Long ago, when my grandfather was still alive, all I ever heard from him is that he wished God would take him. See, he had MS and I, as a child, didn’t know much about it. In fact, at that time, no-one knew much about MS. My grandfather chose to ‘suffer’ from his disability while Ian ‘lives’ with it.

You might argue that everyone suffers from MS but that is just not true. Ian decided long ago that he would focus on those things that he can still do and not fret about what is no longer possible. We have a very full life.

We both enjoy travel. While Ian felt more free riding about on his scooter while on holiday, I prefer that he use a wheelchair, mainly for selfishness on my part. He, on the other hand, is anything but selfish and the scooter has now gone1. He cares about others who live with MS because he knows that he is in a better position than most.

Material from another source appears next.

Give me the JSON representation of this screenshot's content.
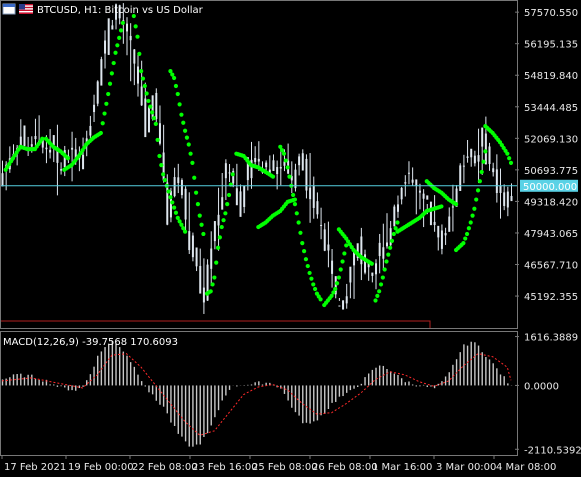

Sometimes I worry about how MS will progress inside of him in the years to come. He doesn’t worry about it at all and he is right, there is nothing he can do about that, so why worry.

 

 

1 Yes, the scooter has gone, for the simple reason that, if it ran out of power, it was difficult and painful for Lisa to push me. We know, it happened just the once. Now, I have two wheelchairs, one powered, one manual. The power chair gives me independence to do things by myself while the manual one is more useful for short trips and if we go out in a friend’s car. Anyway, Lisa says that she loves ‘pushing me around’. LOL. Oh, and the power chair can be pushed if it ever runs out of ‘juice’; best of both worlds.